Onder de omstandigheid dat door het bevoegd gezag tot wijziging of intrekking van een omgevingsvergunning wordt overgegaan vanwege een regel of instructie als bedoeld in artikel 8.97a, lid 2, onderdeel a Bkl, kan er sprake zijn van uit te betalen nadeelcompensatie. Het bevoegd gezag kan deze binnen de daarvoor gestelde regels verhalen bij het orgaan dat verantwoordelijk is voor de schadeveroorzakende instructieregel of instructie. Het aanscherpen van vergunningvoorschriften voor een activiteit, en zeker het niet langer toelaten daarvan, kan leiden tot schade bij degene die de activiteit verricht. Als die schade uitgaat boven het normale maatschappelijke risico en hem in vergelijking met anderen onevenredig zwaar treft, kan hij conform de daarvoor geldende regels een beroep doen op de regeling voor nadeelcompensatie in hoofdstuk 15 van de Omgevingswet. Voor het toekennen van nadeelcompensatie zijn twee criteria in de Awb bepalend (zie artikel 4.126, lid 1 Awb). Ten eerste het criterium van het ‘normale maatschappelijke risico’ dat ertoe leidt dat kosten of schade die tot het normale maatschappelijke of normale bedrijfsrisico behoren in beginsel niet voor vergoeding in aanmerking komen. Ten tweede het criterium dat de wijziging of intrekking van de vergunning de vergunninghouder ‘in vergelijking met anderen onevenredig zwaar treft’, dat ertoe leidt tot kosten of schade alleen wordt vergoed als de wijziging of intrekking van een vergunning onevenredig zwaar drukt op een burger of bedrijf ten opzichte van anderen (de referentiegroep).

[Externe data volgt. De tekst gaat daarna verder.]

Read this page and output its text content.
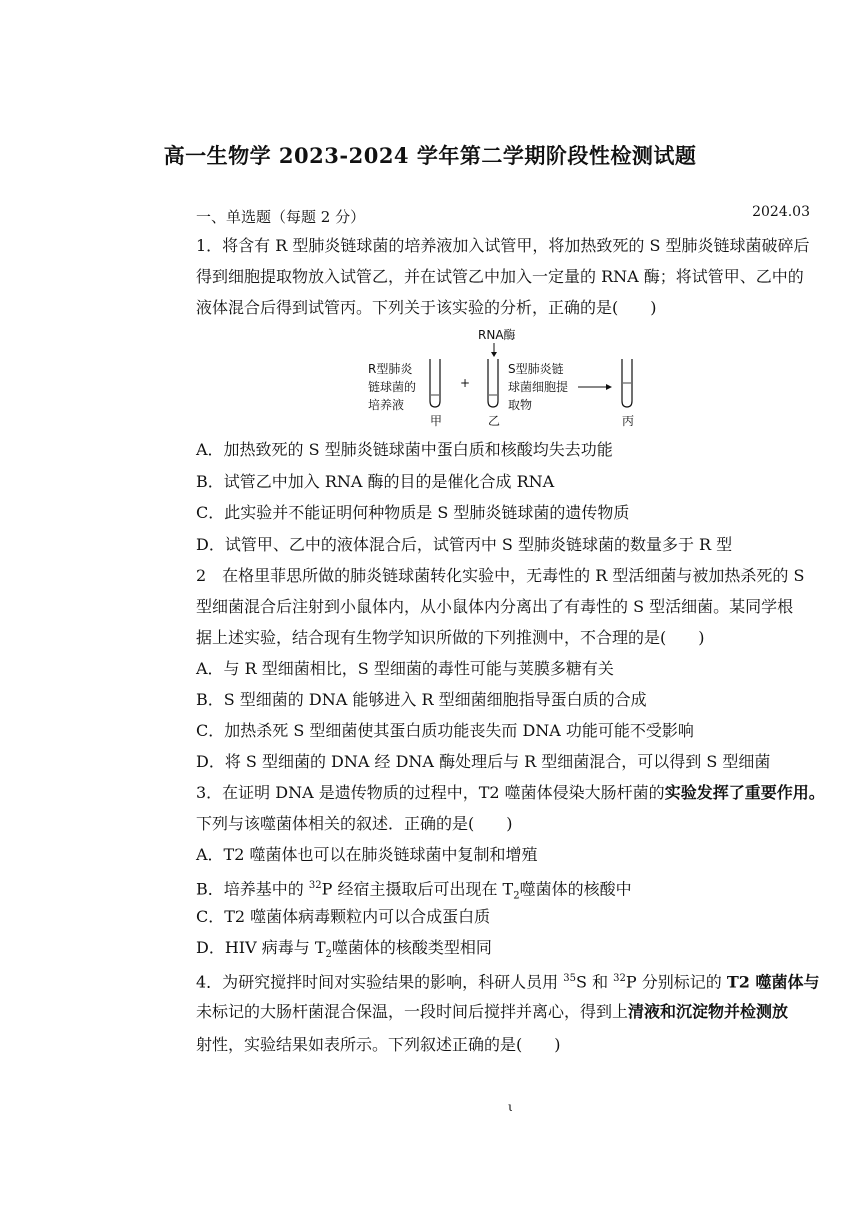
高一生物学 2023-2024 学年第二学期阶段性检测试题
2024.03
一、单选题（每题 2 分）
1．将含有 R 型肺炎链球菌的培养液加入试管甲，将加热致死的 S 型肺炎链球菌破碎后
得到细胞提取物放入试管乙，并在试管乙中加入一定量的 RNA 酶；将试管甲、乙中的
液体混合后得到试管丙。下列关于该实验的分析，正确的是(　　)
RNA酶
R型肺炎
链球菌的
培养液
甲
+
乙
S型肺炎链
球菌细胞提
取物
丙
A．加热致死的 S 型肺炎链球菌中蛋白质和核酸均失去功能
B．试管乙中加入 RNA 酶的目的是催化合成 RNA
C．此实验并不能证明何种物质是 S 型肺炎链球菌的遗传物质
D．试管甲、乙中的液体混合后，试管丙中 S 型肺炎链球菌的数量多于 R 型
2　在格里菲思所做的肺炎链球菌转化实验中，无毒性的 R 型活细菌与被加热杀死的 S
型细菌混合后注射到小鼠体内，从小鼠体内分离出了有毒性的 S 型活细菌。某同学根
据上述实验，结合现有生物学知识所做的下列推测中，不合理的是(　　)
A．与 R 型细菌相比，S 型细菌的毒性可能与荚膜多糖有关
B．S 型细菌的 DNA 能够进入 R 型细菌细胞指导蛋白质的合成
C．加热杀死 S 型细菌使其蛋白质功能丧失而 DNA 功能可能不受影响
D．将 S 型细菌的 DNA 经 DNA 酶处理后与 R 型细菌混合，可以得到 S 型细菌
3．在证明 DNA 是遗传物质的过程中，T2 噬菌体侵染大肠杆菌的实验发挥了重要作用。
下列与该噬菌体相关的叙述．正确的是(　　)
A．T2 噬菌体也可以在肺炎链球菌中复制和增殖
B．培养基中的 $^{32}$P 经宿主摄取后可出现在 $T_2$噬菌体的核酸中
C．T2 噬菌体病毒颗粒内可以合成蛋白质
D．HIV 病毒与 $T_2$噬菌体的核酸类型相同
4．为研究搅拌时间对实验结果的影响，科研人员用 $^{35}$S 和 $^{32}$P 分别标记的 T2 噬菌体与
未标记的大肠杆菌混合保温，一段时间后搅拌并离心，得到上清液和沉淀物并检测放
射性，实验结果如表所示。下列叙述正确的是(　　)
ι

Toepassing van deze criteria op het aanscherpen van vergunningvoorschriften of het intrekken van vergunningen zal niet alle gevallen tot de conclusie leiden dat de gemeente de schade moet vergoeden. Dit omdat – kort weergegeven – alleen abnormale en bovenmatige schade voor vergoeding in aanmerking komt. Bij het wijzigen of intrekken van een vergunning gaat het overigens om directe schade. Het vaste forfait van artikel 15.7 Omgevingswet geldt alleen voor indirecte schade die bestaat uit waardedaling van een onroerende zaak. Nadat de gemeente de schade heeft uitgekeerd aan de vergunninghouder kan zij de uitbetaalde nadeelcompensatie in bepaalde gevallen verhalen op de provincie of op de verantwoordelijke minister. De Omgevingswet kent hiervoor de regeling voor extra kosten in artikel 13.3 Omgevingswet. Die regeling kent enkele toepassingsvoorwaarden. Ten eerste is er een redelijkheidseis. Voor het onderhavige geval betekent dit dat de gemeente niet meer kosten kan verhalen dan de kosten die rechtstreeks voortvloeien uit de instructieregel. Dat past bij de eerder geschetste lijn dat intrekken een ultimum remedium is en andere (goedkopere) maatregelen om alsnog aan de instructieregel te voldoen de voorkeur hebben. Ten tweede moet het gaan om een instructieregel of instructie over een in die regel aangegeven locatie. Daarmee wordt zowel gedoeld op een geometrisch begrensde locatie als om een generieke aanwijzing die in de praktijk slechts ziet op één of enkele aanwijsbare gevallen. De algemene kosten van het maken van omgevingsplannen en het daartoe naleven van instructieregels van algemene aard worden via het Gemeentefonds vergoed en dus niet per geval. Tot slot geldt artikel 13.3 Omgevingswet niet als (na interbestuurlijk overleg of bij wettelijke regeling) een andere financiële regeling wordt getroffen voor de uitvoering van de kosten van de instructieregel (Staatsblad 2020, nr. 400, p. 1088 + 1089).